Usability tests are necessary if we are to create valuable and successful products. However, conducting such tests can become a headache if they are not done efficiently by recruiting an adequate number of usability testing participants.
The 5-user rule: Cost-effective and optimal usability testing
According to the reputable Nielsen Norman Group, ‘testing with 5 people lets you find almost as many usability problems as you’d find using many more test participants.’
The logic behind their ‘5-user’ suggestion is that as you test more and more people, you uncover fewer new insights at a higher cost. After testing up to 5 people, the same usability issues would continue to be mentioned by additional participants with very little significant change.
So it’s economical and optimal to test just enough participants who can give you sufficient insights at a low cost. Thus, the 5-user rule.
This rule has been analyzed further by Laura Faulkner in her study. As a result, we can see how the increase in the number of participants influences the percentages of the found usability problems:
Number of Participants | Minimum % Found | Mean % Found |
5 | 55 | 85.55 |
10 | 82 | 94.686 |
15 | 90 | 97.050 |
20 | 95 | 98.4 |
30 | 97 | 99.0 |
40 | 98 | 99.6 |
50 | 98 | 100 |
According to this table, testing with 5 users will in most cases be enough. However, if you are testing a portion of UI, where user errors would have a significant impact, it might be a good idea to test with 10 or 15 participants, to increase the minimum percentage to over 80%.

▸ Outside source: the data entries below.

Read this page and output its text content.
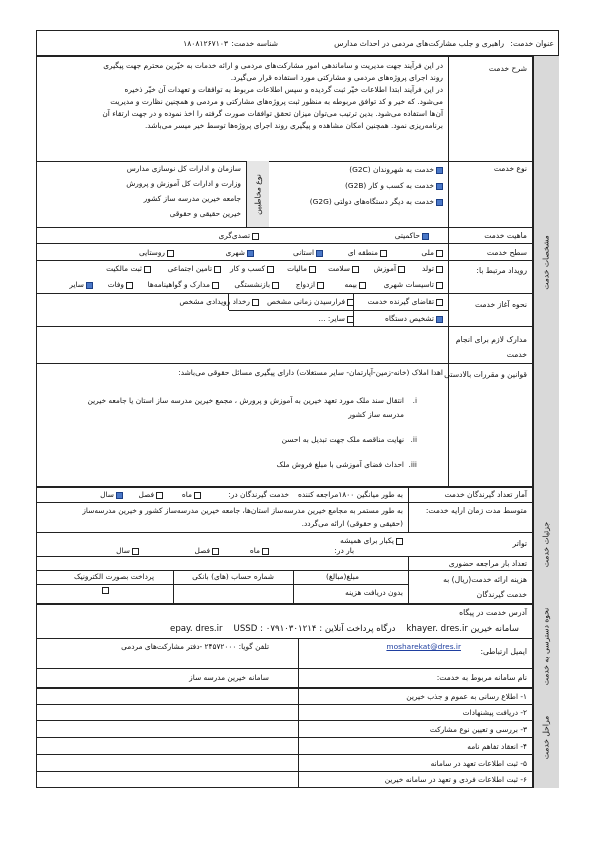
عنوان خدمت:
راهبری و جلب مشارکت‌های مردمی در احداث مدارس
شناسه خدمت:
۱۸۰۸۱۲۶۷۱۰۳
مشخصات خدمت
شرح خدمت
در این فرآیند جهت مدیریت و ساماندهی امور مشارکت‌های مردمی و ارائه خدمات به خیّرین محترم جهت پیگیری
روند اجرای پروژه‌های مردمی و مشارکتی مورد استفاده قرار می‌گیرد.
در این فرآیند ابتدا اطلاعات خیّر ثبت گردیده و سپس اطلاعات مربوط به توافقات و تعهدات آن خیّر ذخیره
می‌شود. که خیر و کد توافق مربوطه به منظور ثبت پروژه‌های مشارکتی و مردمی و همچنین نظارت و مدیریت
آن‌ها استفاده می‌شود. بدین ترتیب می‌توان میزان تحقق توافقات صورت گرفته را اخذ نموده و در جهت ارتقاء آن
برنامه‌ریزی نمود. همچنین امکان مشاهده و پیگیری روند اجرای پروژه‌ها توسط خیر میسر می‌باشد.
نوع خدمت
خدمت به شهروندان (G2C)
خدمت به کسب و کار (G2B)
خدمت به دیگر دستگاه‌های دولتی (G2G)
نوع مخاطبین
سازمان و ادارات کل نوسازی مدارس
وزارت و ادارات کل آموزش و پرورش
جامعه خیرین مدرسه ساز کشور
خیرین حقیقی و حقوقی
ماهیت خدمت
حاکمیتی
تصدی‌گری
سطح خدمت
ملی
استانی	منطقه ای
شهری
روستایی
رویداد مرتبط با:
تولد
آموزش
سلامت
مالیات
کسب و کار
تامین اجتماعی
ثبت مالکیت
تاسیسات شهری
بیمه
ازدواج
بازنشستگی
مدارک و گواهینامه‌ها
وفات
سایر
نحوه آغاز خدمت
تقاضای گیرنده خدمت
فرارسیدن زمانی مشخص
رخداد رویدادی مشخص
تشخیص دستگاه
سایر: ...
مدارک لازم برای انجام
خدمت
قوانین و مقررات بالادستی
اهدا املاک (خانه-زمین-آپارتمان- سایر مستغلات) دارای پیگیری مسائل حقوقی می‌باشد:
i.
انتقال سند ملک مورد تعهد خیرین به آموزش و پرورش ، مجمع خیرین مدرسه ساز استان یا جامعه خیرین
مدرسه ساز کشور
ii.
نهایت مناقصه ملک جهت تبدیل به احسن
iii.
احداث فضای آموزشی با مبلغ فروش ملک
جزئیات خدمت
آمار تعداد گیرندگان خدمت
به طور میانگین ۱۸۰۰مراجعه کننده
خدمت گیرندگان در:
ماه
فصل
سال
متوسط مدت زمان ارایه خدمت:
به طور مستمر به مجامع خیرین مدرسه‌ساز استان‌ها، جامعه خیرین مدرسه‌ساز کشور و خیرین مدرسه‌ساز
(حقیقی و حقوقی) ارائه می‌گردد.
تواتر
یکبار برای همیشه
بار در:
ماه
فصل
سال
تعداد بار مراجعه حضوری
هزینه ارائه خدمت(ریال) به
خدمت گیرندگان
مبلغ(مبالغ)
شماره حساب (های) بانکی
پرداخت بصورت الکترونیک
بدون دریافت هزینه
نحوه دسترسی به خدمت
آدرس خدمت در پیگاه
سامانه خیرین khayer. dres.ir    درگاه پرداخت آنلاین : epay. dres.ir USSD : ۰۷۹۱۰۳۰۱۲۱۴
ایمیل ارتباطی:
mosharekat@dres.ir
تلفن گویا: ۲۴۵۷۲۰۰۰ -دفتر مشارکت‌های مردمی
نام سامانه مربوط به خدمت:
سامانه خیرین مدرسه ساز
مراحل خدمت
۱- اطلاع رسانی به عموم و جذب خیرین
۲- دریافت پیشنهادات
۳- بررسی و تعیین نوع مشارکت
۴- انعقاد تفاهم نامه
۵- ثبت اطلاعات تعهد در سامانه
۶- ثبت اطلاعات فردی و تعهد در سامانه خیرین
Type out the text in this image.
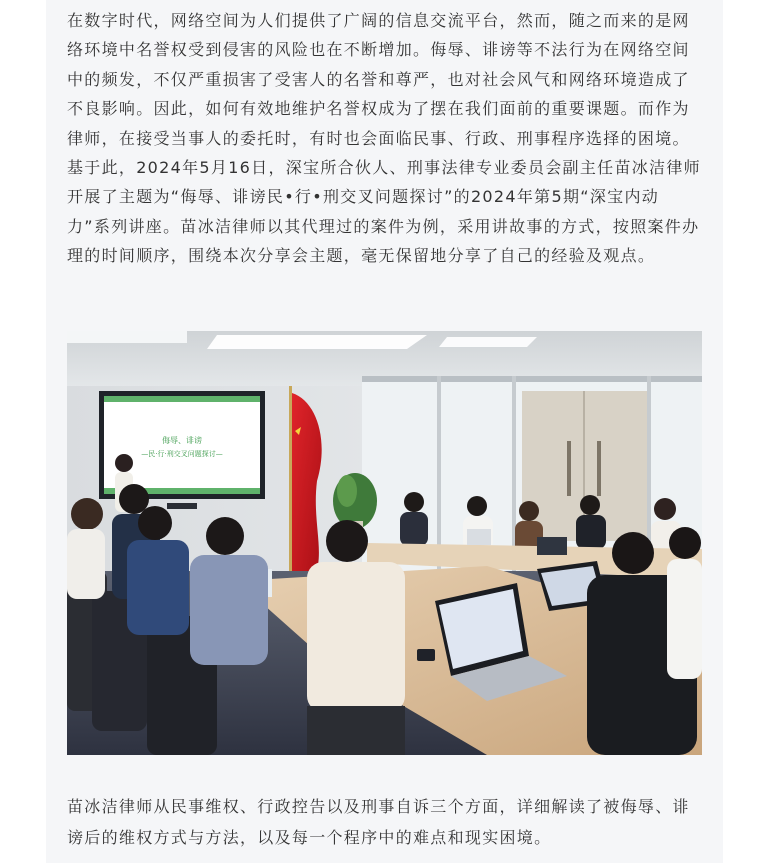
在数字时代，网络空间为人们提供了广阔的信息交流平台，然而，随之而来的是网络环境中名誉权受到侵害的风险也在不断增加。侮辱、诽谤等不法行为在网络空间中的频发，不仅严重损害了受害人的名誉和尊严，也对社会风气和网络环境造成了不良影响。因此，如何有效地维护名誉权成为了摆在我们面前的重要课题。而作为律师，在接受当事人的委托时，有时也会面临民事、行政、刑事程序选择的困境。基于此，2024年5月16日，深宝所合伙人、刑事法律专业委员会副主任苗冰洁律师开展了主题为“侮辱、诽谤民•行•刑交叉问题探讨”的2024年第5期“深宝内动力”系列讲座。苗冰洁律师以其代理过的案件为例，采用讲故事的方式，按照案件办理的时间顺序，围绕本次分享会主题，毫无保留地分享了自己的经验及观点。

侮辱、诽谤
—民·行·刑交叉问题探讨—

苗冰洁律师从民事维权、行政控告以及刑事自诉三个方面，详细解读了被侮辱、诽谤后的维权方式与方法，以及每一个程序中的难点和现实困境。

If we consider the increase in problem detection rate per additional user, the most cost-effective number would be closer to 10. This number represents a substantial improvement over just five users while avoiding the diminishing returns seen as you approach 20 users. Thus, for most projects, using around 10 participants may provide the best balance between cost and effectiveness in usability testing.
When to use more or less than 5 participants
There are instances, of course, where the 5-user rule is not applicable: In some situations, the type of product tested requires a larger number of participants to obtain significant test results. For example, e-commerce websites can be much more complex than software products, so testing as few as five participants may only uncover 35% of their usability problems.
You may also need more or less than 5 participants for your usability study if you:
Have different target audience segments
When a product has multiple user groups, that behave differently, you’ll need to test participants that represent each group.
For instance, a marketplace app would need participants for both the buyer and seller profiles. In this case, you don’t need to have five participants for each user group since there would be overlapping observations, and you could use as few as 3 or 4 participants for each group.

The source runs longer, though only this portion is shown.